Brüssel. „Sehr spät und zu wenig.“ So beurteilt Othmar Karas, Vizepräsident des Europaparlaments und Mitglied im Wirtschaftsausschuss, den Beschluss der Euro-Finanzminister von Montagabend zum Ausbau des Eurorettungsschirms ESM. „Die Schritte der Finanzminister sind zu klein, um einen richtigen Europäischen Währungsfonds zu schaffen, dessen Einrichtung längst überfällig ist“, sagt Karas.

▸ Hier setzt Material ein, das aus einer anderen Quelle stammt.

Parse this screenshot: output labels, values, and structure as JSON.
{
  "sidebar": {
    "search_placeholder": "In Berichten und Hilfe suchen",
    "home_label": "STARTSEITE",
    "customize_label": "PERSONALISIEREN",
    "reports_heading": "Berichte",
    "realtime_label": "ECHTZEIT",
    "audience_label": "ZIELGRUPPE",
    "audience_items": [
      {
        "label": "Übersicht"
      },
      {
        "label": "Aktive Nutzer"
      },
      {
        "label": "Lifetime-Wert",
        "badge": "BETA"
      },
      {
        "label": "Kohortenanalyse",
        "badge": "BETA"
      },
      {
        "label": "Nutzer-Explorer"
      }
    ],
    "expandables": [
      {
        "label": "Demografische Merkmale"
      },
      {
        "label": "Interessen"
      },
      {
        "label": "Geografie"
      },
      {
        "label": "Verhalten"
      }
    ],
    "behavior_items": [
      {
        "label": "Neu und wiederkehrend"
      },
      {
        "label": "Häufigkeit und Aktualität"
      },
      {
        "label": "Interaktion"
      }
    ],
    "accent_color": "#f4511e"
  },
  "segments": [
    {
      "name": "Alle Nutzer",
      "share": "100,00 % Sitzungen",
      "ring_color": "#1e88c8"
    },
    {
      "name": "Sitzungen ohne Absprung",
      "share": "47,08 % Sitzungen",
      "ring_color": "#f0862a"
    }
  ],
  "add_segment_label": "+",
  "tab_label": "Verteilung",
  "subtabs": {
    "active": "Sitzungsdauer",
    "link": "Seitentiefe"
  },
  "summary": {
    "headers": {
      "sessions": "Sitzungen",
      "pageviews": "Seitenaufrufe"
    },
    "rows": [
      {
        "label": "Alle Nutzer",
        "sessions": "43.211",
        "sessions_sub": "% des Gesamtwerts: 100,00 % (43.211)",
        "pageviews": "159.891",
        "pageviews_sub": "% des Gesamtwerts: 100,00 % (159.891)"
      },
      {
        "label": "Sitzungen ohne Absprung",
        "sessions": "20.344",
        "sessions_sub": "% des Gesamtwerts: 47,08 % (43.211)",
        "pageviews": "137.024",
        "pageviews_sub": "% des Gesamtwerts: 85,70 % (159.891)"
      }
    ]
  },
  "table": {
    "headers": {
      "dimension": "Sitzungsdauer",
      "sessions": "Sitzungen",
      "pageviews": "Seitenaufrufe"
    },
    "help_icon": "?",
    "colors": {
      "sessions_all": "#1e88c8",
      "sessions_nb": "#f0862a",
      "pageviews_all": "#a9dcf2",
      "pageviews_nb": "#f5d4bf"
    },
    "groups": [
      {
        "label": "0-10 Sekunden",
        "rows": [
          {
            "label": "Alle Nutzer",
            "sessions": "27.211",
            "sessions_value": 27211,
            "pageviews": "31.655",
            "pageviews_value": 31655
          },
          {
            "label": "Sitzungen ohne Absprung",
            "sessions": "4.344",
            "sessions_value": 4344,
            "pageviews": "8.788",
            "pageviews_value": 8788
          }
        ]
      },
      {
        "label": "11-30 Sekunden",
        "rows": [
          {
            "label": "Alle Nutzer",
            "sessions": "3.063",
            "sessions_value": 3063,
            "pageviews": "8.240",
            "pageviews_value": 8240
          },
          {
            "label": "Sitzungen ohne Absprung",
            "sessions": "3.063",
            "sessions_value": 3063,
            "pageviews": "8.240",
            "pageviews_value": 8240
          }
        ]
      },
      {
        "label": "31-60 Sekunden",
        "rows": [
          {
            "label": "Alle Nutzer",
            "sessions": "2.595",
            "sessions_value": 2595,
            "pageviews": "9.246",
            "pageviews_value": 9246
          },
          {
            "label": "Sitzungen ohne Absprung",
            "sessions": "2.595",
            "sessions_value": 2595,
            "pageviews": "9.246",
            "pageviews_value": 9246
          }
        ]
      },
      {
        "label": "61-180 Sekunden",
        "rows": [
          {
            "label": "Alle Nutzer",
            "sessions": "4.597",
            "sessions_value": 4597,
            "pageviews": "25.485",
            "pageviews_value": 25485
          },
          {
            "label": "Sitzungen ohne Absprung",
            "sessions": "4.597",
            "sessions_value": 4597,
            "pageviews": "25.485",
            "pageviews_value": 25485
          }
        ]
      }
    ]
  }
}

Die Schritte der Finanzminister sind zu klein, um einen richtigen Europäischen Währungsfonds zu schaffen.

Othmar Karas MEP

„Der ESM ist eine Übergangslösung, die sich bisher als wirksam und nützlich erwiesen hat. Doch längst ist es an der Zeit, den Euro-Schirm auf den Boden des EU-Gemeinschaftsrechts zu überführen und ihn tatsächlich zu einem Europäischen Währungsfonds zu machen. Es braucht die Kontrolle und Mitbestimmung des Europaparlaments, Mehrheitsentscheidungen statt überholter und undemokratischer Einstimmigkeit der Entscheidungen, eine Verschränkung mit einem eigenen Euro-Budget und die Einhaltung der EU-Grundrechtecharta bei der Vergabe der Mittel. Kurz: Wir brauchen eine demokratiepolitisch fest verankerte, gemeinsame europäische Lösung, um künftige Wirtschafts- und Finanzkrisen frühzeitig abfangen und im Notfall dauerhaft lösen zu können“, sagt Karas.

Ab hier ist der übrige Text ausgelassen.